Outras referências circunstanciais podem ser importantes, mas creio que o leitor de poesia saberá pelo menos deduzir, uma vez captada a lógica do texto, os papeis cumpridos pelos agentes em cena.  Vale a pena ainda comentar que, especialmente em seu final, o poema de Maiakóvski dialoga explicitamente com o pequeno último poema escrito com sangue e deixado ao lado do corpo por Iessiênin por ocasião de seu suicídio.  O poema de Iessiênin, na tradução de Augusto de Campos, é facilmente localizado na rede.
Em tempo: cinco anos após Iessiênin, também Maiakóvski viria a cometer suicídio,  com um tiro no peito.
             

3 comentários:

  1. Do belíssimo livro de Jakobson: “O futuro também não nos pertence.
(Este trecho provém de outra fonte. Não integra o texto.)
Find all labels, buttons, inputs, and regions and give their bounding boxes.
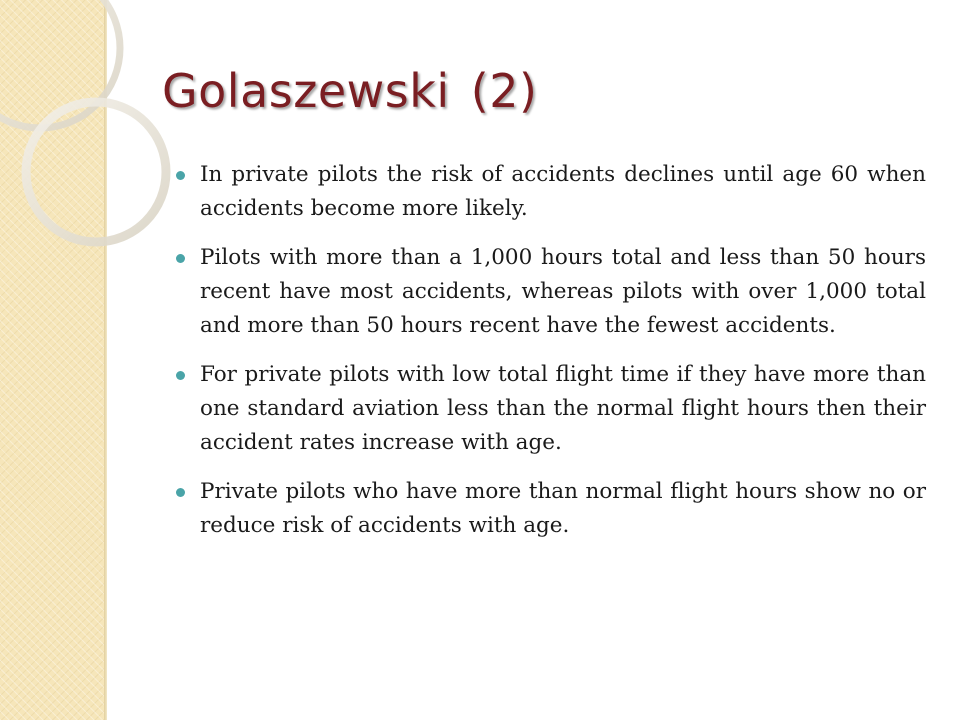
bullet-text: For private pilots with low total flight time if they have more than one standard aviation less than the normal flight hours then their accident rates increase with age.: [200, 362, 926, 455]
bullet-list: [176, 158, 926, 558]
bullet-item: [176, 358, 926, 460]
bullet-text: In private pilots the risk of accidents declines until age 60 when accidents become more likely.: [200, 162, 926, 221]
decorative-ring-small: [26, 102, 166, 242]
bullet-text: Private pilots who have more than normal flight hours show no or reduce risk of accidents with age.: [200, 479, 926, 538]
bullet-dot-icon: [176, 488, 185, 497]
bullet-dot-icon: [176, 171, 185, 180]
slide-title: Golaszewski (2): [162, 64, 538, 118]
bullet-text: Pilots with more than a 1,000 hours total and less than 50 hours recent have most accidents, whereas pilots with over 1,000 total and more than 50 hours recent have the fewest accidents.: [200, 245, 926, 338]
bullet-dot-icon: [176, 371, 185, 380]
bullet-item: [176, 241, 926, 343]
bullet-item: [176, 158, 926, 226]
bullet-dot-icon: [176, 254, 185, 263]
decorative-rings-icon: [0, 0, 200, 260]
bullet-item: [176, 475, 926, 543]
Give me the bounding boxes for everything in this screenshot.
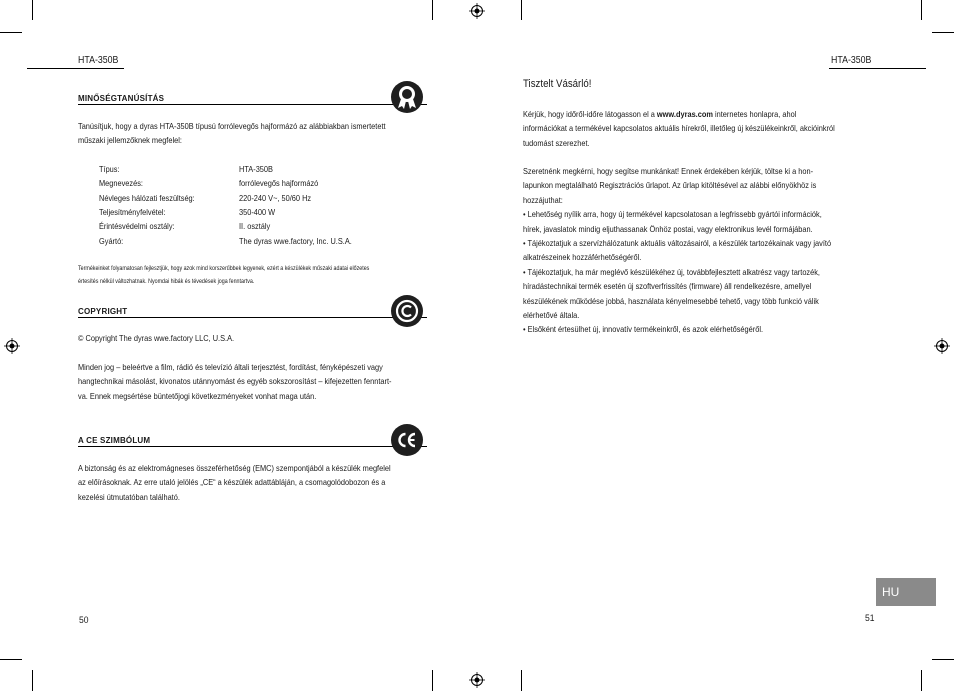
section-title-copyright: COPYRIGHT [78, 307, 128, 316]
spec-label: Típus: [99, 164, 120, 174]
greeting: Tisztelt Vásárló! [523, 78, 592, 90]
crop-mark [932, 32, 954, 33]
crop-mark [921, 670, 922, 691]
text-line: információkat a termékével kapcsolatos aktuális hírekről, illetőleg új készülékeinkről, akcióinkról [523, 123, 835, 134]
spec-value: II. osztály [239, 221, 271, 231]
bullet-line: • Tájékoztatjuk, ha már meglévő készülékéhez új, továbbfejlesztett alkatrész vagy tartozék, [523, 266, 820, 277]
spec-value: 220-240 V~, 50/60 Hz [239, 193, 312, 203]
section-header-copyright [78, 303, 427, 318]
section-header-quality [78, 90, 427, 105]
ce-paragraph [78, 461, 431, 504]
section-title-quality: MINŐSÉGTANÚSÍTÁS [78, 94, 165, 103]
text-line: Szeretnénk megkérni, hogy segítse munkánkat! Ennek érdekében kérjük, töltse ki a hon- [523, 166, 814, 176]
crop-mark [0, 32, 22, 33]
spec-value: forrólevegős hajformázó [239, 178, 319, 188]
quality-intro [78, 119, 422, 148]
copyright-icon [391, 295, 423, 327]
spec-value: 350-400 W [239, 207, 276, 217]
bullet-line: • Lehetőség nyílik arra, hogy új termékével kapcsolatosan a legfrissebb gyártói információk, [523, 209, 822, 220]
model-header-right: HTA-350B [831, 55, 872, 66]
text-line: hangtechnikai másolást, kivonatos utánnyomást és egyéb sokszorosítást – kifejezetten fenntart- [78, 376, 392, 387]
website-link[interactable]: www.dyras.com [656, 109, 713, 119]
crop-mark [932, 659, 954, 660]
text-line: tudomást szerezhet. [523, 137, 590, 148]
language-tab: HU [876, 578, 936, 606]
text-line: Minden jog – beleértve a film, rádió és televízió általi terjesztést, fordítást, fényképészeti vagy [78, 362, 383, 372]
crop-mark [521, 0, 522, 20]
registration-mark-icon [469, 672, 485, 688]
text-line: elérhetővé általa. [523, 310, 580, 321]
text-line: híradástechnikai termék esetén új szoftverfrissítés (firmware) áll rendelkezésre, amellyel [523, 281, 812, 292]
text-fragment: internetes honlapra, ahol [712, 109, 797, 119]
crop-mark [0, 659, 22, 660]
page-number-right: 51 [865, 613, 875, 624]
copyright-line: © Copyright The dyras wwe.factory LLC, U.S.A. [78, 333, 235, 343]
text-line [523, 107, 884, 121]
registration-mark-icon [4, 338, 20, 354]
spec-label: Megnevezés: [99, 178, 143, 188]
disclaimer-note [78, 262, 456, 288]
award-ribbon-icon [391, 81, 423, 113]
text-line: lapunkon megtalálható Regisztrációs űrlapot. Az űrlap kitöltésével az alábbi előnyökhöz is [523, 180, 817, 191]
page-number-left: 50 [79, 615, 89, 626]
model-header-left: HTA-350B [78, 55, 119, 66]
registration-paragraph [523, 164, 884, 337]
website-paragraph [523, 107, 884, 150]
header-rule-left [27, 68, 124, 69]
crop-mark [432, 670, 433, 691]
text-line: Termékeinket folyamatosan fejlesztjük, hogy azok mind korszerűbbek legyenek, ezért a készülékek műszaki adatai előzetes [78, 265, 370, 272]
section-title-ce: A CE SZIMBÓLUM [78, 436, 151, 445]
spec-value: HTA-350B [239, 164, 273, 174]
text-fragment: Kérjük, hogy időről-időre látogasson el a [523, 109, 657, 119]
text-line: kezelési útmutatóban található. [78, 491, 180, 502]
section-header-ce [78, 432, 427, 447]
text-line: va. Ennek megsértése büntetőjogi következményeket vonhat maga után. [78, 390, 317, 401]
text-line: A biztonság és az elektromágneses összeférhetőség (EMC) szempontjából a készülék megfelel [78, 463, 391, 473]
spec-label: Gyártó: [99, 236, 124, 246]
text-line: alkatrészeinek hozzáférhetőségéről. [523, 252, 642, 263]
spec-label: Teljesítményfelvétel: [99, 207, 166, 217]
spec-label: Névleges hálózati feszültség: [99, 193, 195, 203]
registration-mark-icon [934, 338, 950, 354]
text-line: az előírásoknak. Az erre utaló jelölés „CE“ a készülék adattábláján, a csomagolódobozon és a [78, 477, 386, 488]
header-rule-right [829, 68, 926, 69]
text-line: hozzájuthat: [523, 194, 563, 205]
crop-mark [921, 0, 922, 20]
registration-mark-icon [469, 3, 485, 19]
text-line: műszaki jellemzőknek megfelel: [78, 135, 182, 146]
text-line: hírek, javaslatok mindig eljuthassanak Önhöz postai, vagy elektronikus levél formájában. [523, 223, 813, 234]
crop-mark [32, 670, 33, 691]
crop-mark [432, 0, 433, 20]
text-line: értesítés nélkül változhatnak. Nyomdai hibák és tévedések joga fenntartva. [78, 278, 255, 285]
rights-paragraph [78, 360, 431, 403]
bullet-line: • Elsőként értesülhet új, innovatív termékeinkről, és azok elérhetőségéről. [523, 324, 764, 335]
ce-mark-icon [391, 424, 423, 456]
crop-mark [32, 0, 33, 20]
bullet-line: • Tájékoztatjuk a szervízhálózatunk aktuális változásairól, a készülék tartozékainak vagy javító [523, 238, 832, 249]
text-line: készülékének működése jobbá, használata kényelmesebbé tehető, vagy több funkció válik [523, 295, 819, 306]
spec-label: Érintésvédelmi osztály: [99, 221, 175, 231]
spec-value: The dyras wwe.factory, Inc. U.S.A. [239, 236, 352, 246]
text-line: Tanúsítjuk, hogy a dyras HTA-350B típusú forrólevegős hajformázó az alábbiakban ismertetett [78, 121, 386, 131]
crop-mark [521, 670, 522, 691]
Daqui a algumas dezenas de anos, seremos chamados, sem qualquer piedade, de gente do milênio passado. Tínhamos apenas cantos apaixonantes sobre o futuro e, de repente, esses cantos, frutos da dinâmica do presente, transformaram-se em fatos da história literária. Quando os cantores são assassinados e as canções, arrastadas ao museu e presas ao passado, a geração atual torna-se ainda mais desolada, mais abandonada e perdida, mais deserdada, no sentido verdadeiro da palavra.”

    Belo post, querido. Saudades de você. Um beijo grande.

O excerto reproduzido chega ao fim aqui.